The legislative session starts March 2.
Surge in Cases
The number of foreclosure cases in South Florida has more than doubled since the real estate market collapsed more than three years ago. Foreclosure filings jumped from at least 52,670 in 2007 in the tri-county area, to at least 93,130 in 2008 and about 107,500 last year, according to data compiled by the Daily Business Review.
Although the number of cases have grown, court administrators have had to lay off staff to compensate for dwindling revenue.
Bankers argue foreclosures could be completed much faster if they were treated as an administrative procedure and taken away from a cash-strapped and overburdened court system already clogged by thousands of foreclosure suits.
It can take up to two years for a foreclosure case to move through the legal system, DiMarco said.
Although cases take longer when borrowers mount vigorous defenses against a lender, more than 80 percent of foreclosure suits go uncontested, foreclosure defense lawyers said.
Before the real estate meltdown, foreclosure suits could be completed in about six months. Even with the surge in cases, foreclosures could take between six months and a year to be completed under a nonjudicial process, DiMarco predicted.
A nonjudicial foreclosure process would be less expensive to lenders, but bankers tout other advantages of the proposed change.
Abandoned properties could get new owners much more quickly. That would help clean up neighborhoods marred by neglected foreclosed properties, DiMarco said.
It would also help cash-strapped condo associations collect fees on units that spend months in limbo as the foreclosures drag on, he said.

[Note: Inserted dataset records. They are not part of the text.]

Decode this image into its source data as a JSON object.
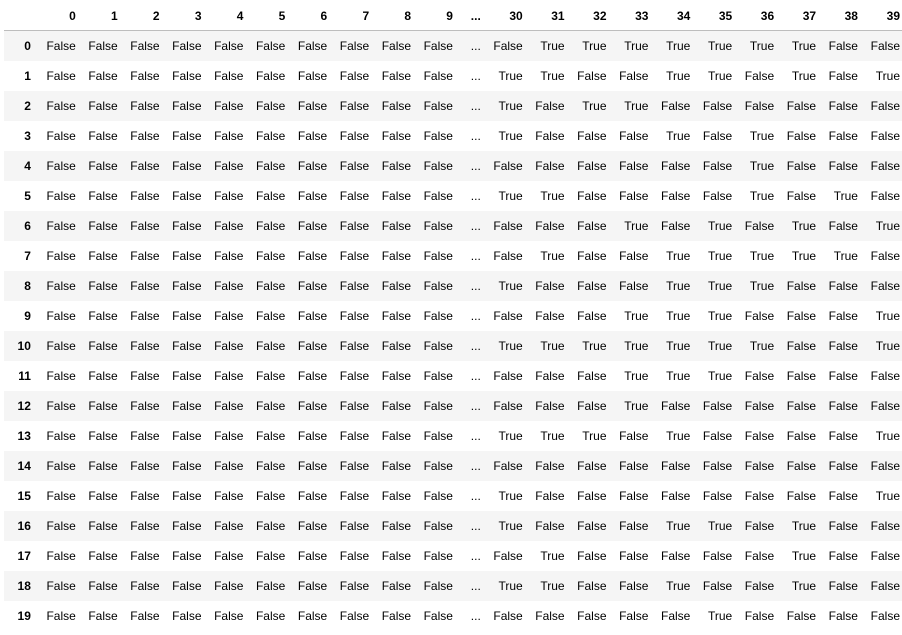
{
  "table": {
    "columns": [
      "0",
      "1",
      "2",
      "3",
      "4",
      "5",
      "6",
      "7",
      "8",
      "9",
      "...",
      "30",
      "31",
      "32",
      "33",
      "34",
      "35",
      "36",
      "37",
      "38",
      "39"
    ],
    "rows": [
      {
        "index": "0",
        "cells": [
          "False",
          "False",
          "False",
          "False",
          "False",
          "False",
          "False",
          "False",
          "False",
          "False",
          "...",
          "False",
          "True",
          "True",
          "True",
          "True",
          "True",
          "True",
          "True",
          "False",
          "False"
        ]
      },
      {
        "index": "1",
        "cells": [
          "False",
          "False",
          "False",
          "False",
          "False",
          "False",
          "False",
          "False",
          "False",
          "False",
          "...",
          "True",
          "True",
          "False",
          "False",
          "True",
          "True",
          "False",
          "True",
          "False",
          "True"
        ]
      },
      {
        "index": "2",
        "cells": [
          "False",
          "False",
          "False",
          "False",
          "False",
          "False",
          "False",
          "False",
          "False",
          "False",
          "...",
          "True",
          "False",
          "True",
          "True",
          "False",
          "False",
          "False",
          "False",
          "False",
          "False"
        ]
      },
      {
        "index": "3",
        "cells": [
          "False",
          "False",
          "False",
          "False",
          "False",
          "False",
          "False",
          "False",
          "False",
          "False",
          "...",
          "True",
          "False",
          "False",
          "False",
          "True",
          "False",
          "True",
          "False",
          "False",
          "False"
        ]
      },
      {
        "index": "4",
        "cells": [
          "False",
          "False",
          "False",
          "False",
          "False",
          "False",
          "False",
          "False",
          "False",
          "False",
          "...",
          "False",
          "False",
          "False",
          "False",
          "False",
          "False",
          "True",
          "False",
          "False",
          "False"
        ]
      },
      {
        "index": "5",
        "cells": [
          "False",
          "False",
          "False",
          "False",
          "False",
          "False",
          "False",
          "False",
          "False",
          "False",
          "...",
          "True",
          "True",
          "False",
          "False",
          "False",
          "False",
          "True",
          "False",
          "True",
          "False"
        ]
      },
      {
        "index": "6",
        "cells": [
          "False",
          "False",
          "False",
          "False",
          "False",
          "False",
          "False",
          "False",
          "False",
          "False",
          "...",
          "False",
          "False",
          "False",
          "True",
          "False",
          "True",
          "False",
          "True",
          "False",
          "True"
        ]
      },
      {
        "index": "7",
        "cells": [
          "False",
          "False",
          "False",
          "False",
          "False",
          "False",
          "False",
          "False",
          "False",
          "False",
          "...",
          "False",
          "True",
          "False",
          "False",
          "True",
          "True",
          "True",
          "True",
          "True",
          "False"
        ]
      },
      {
        "index": "8",
        "cells": [
          "False",
          "False",
          "False",
          "False",
          "False",
          "False",
          "False",
          "False",
          "False",
          "False",
          "...",
          "True",
          "False",
          "False",
          "False",
          "True",
          "True",
          "True",
          "False",
          "False",
          "False"
        ]
      },
      {
        "index": "9",
        "cells": [
          "False",
          "False",
          "False",
          "False",
          "False",
          "False",
          "False",
          "False",
          "False",
          "False",
          "...",
          "False",
          "False",
          "False",
          "True",
          "True",
          "True",
          "False",
          "False",
          "False",
          "True"
        ]
      },
      {
        "index": "10",
        "cells": [
          "False",
          "False",
          "False",
          "False",
          "False",
          "False",
          "False",
          "False",
          "False",
          "False",
          "...",
          "True",
          "True",
          "True",
          "True",
          "True",
          "True",
          "True",
          "False",
          "False",
          "True"
        ]
      },
      {
        "index": "11",
        "cells": [
          "False",
          "False",
          "False",
          "False",
          "False",
          "False",
          "False",
          "False",
          "False",
          "False",
          "...",
          "False",
          "False",
          "False",
          "True",
          "True",
          "True",
          "False",
          "False",
          "False",
          "False"
        ]
      },
      {
        "index": "12",
        "cells": [
          "False",
          "False",
          "False",
          "False",
          "False",
          "False",
          "False",
          "False",
          "False",
          "False",
          "...",
          "False",
          "False",
          "False",
          "True",
          "False",
          "False",
          "False",
          "False",
          "False",
          "False"
        ]
      },
      {
        "index": "13",
        "cells": [
          "False",
          "False",
          "False",
          "False",
          "False",
          "False",
          "False",
          "False",
          "False",
          "False",
          "...",
          "True",
          "True",
          "True",
          "False",
          "True",
          "False",
          "False",
          "False",
          "False",
          "True"
        ]
      },
      {
        "index": "14",
        "cells": [
          "False",
          "False",
          "False",
          "False",
          "False",
          "False",
          "False",
          "False",
          "False",
          "False",
          "...",
          "False",
          "False",
          "False",
          "False",
          "False",
          "False",
          "False",
          "False",
          "False",
          "False"
        ]
      },
      {
        "index": "15",
        "cells": [
          "False",
          "False",
          "False",
          "False",
          "False",
          "False",
          "False",
          "False",
          "False",
          "False",
          "...",
          "True",
          "False",
          "False",
          "False",
          "False",
          "False",
          "False",
          "False",
          "False",
          "True"
        ]
      },
      {
        "index": "16",
        "cells": [
          "False",
          "False",
          "False",
          "False",
          "False",
          "False",
          "False",
          "False",
          "False",
          "False",
          "...",
          "True",
          "False",
          "False",
          "False",
          "True",
          "True",
          "False",
          "True",
          "False",
          "False"
        ]
      },
      {
        "index": "17",
        "cells": [
          "False",
          "False",
          "False",
          "False",
          "False",
          "False",
          "False",
          "False",
          "False",
          "False",
          "...",
          "False",
          "True",
          "False",
          "False",
          "False",
          "False",
          "False",
          "True",
          "False",
          "False"
        ]
      },
      {
        "index": "18",
        "cells": [
          "False",
          "False",
          "False",
          "False",
          "False",
          "False",
          "False",
          "False",
          "False",
          "False",
          "...",
          "True",
          "True",
          "False",
          "False",
          "True",
          "False",
          "False",
          "True",
          "False",
          "False"
        ]
      },
      {
        "index": "19",
        "cells": [
          "False",
          "False",
          "False",
          "False",
          "False",
          "False",
          "False",
          "False",
          "False",
          "False",
          "...",
          "False",
          "False",
          "False",
          "False",
          "False",
          "True",
          "False",
          "False",
          "False",
          "False"
        ]
      }
    ]
  }
}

“The first way to get out of a hole is stop digging,” DiMarco said. “The sooner we can get title to homes that are going in default, the faster we can get out of the home crisis.”
The biggest winners stand to be the banks.
“We are trying to speed up the process so we can get [the delinquent mortgages] off our books,” DiMarco said.
The proposed law would seek to include some incentives for distressed owners. For example, if an owner wants to mediate the case, a lender will be required to schedule a meeting promptly. Note: Already required.
Another incentive: lenders will not be allowed to seek a deficiency judgment against owners of homesteaded properties unless the owners had their loans modified and again fell behind on their payments.
That is a drastic departure from the current rules on deficiency balances, or the difference between the mortgage amount and the value of the property on the day of the foreclosure auction.
Today, lenders have up to five years to file a judgment against a property owner to collect any deficiency balance.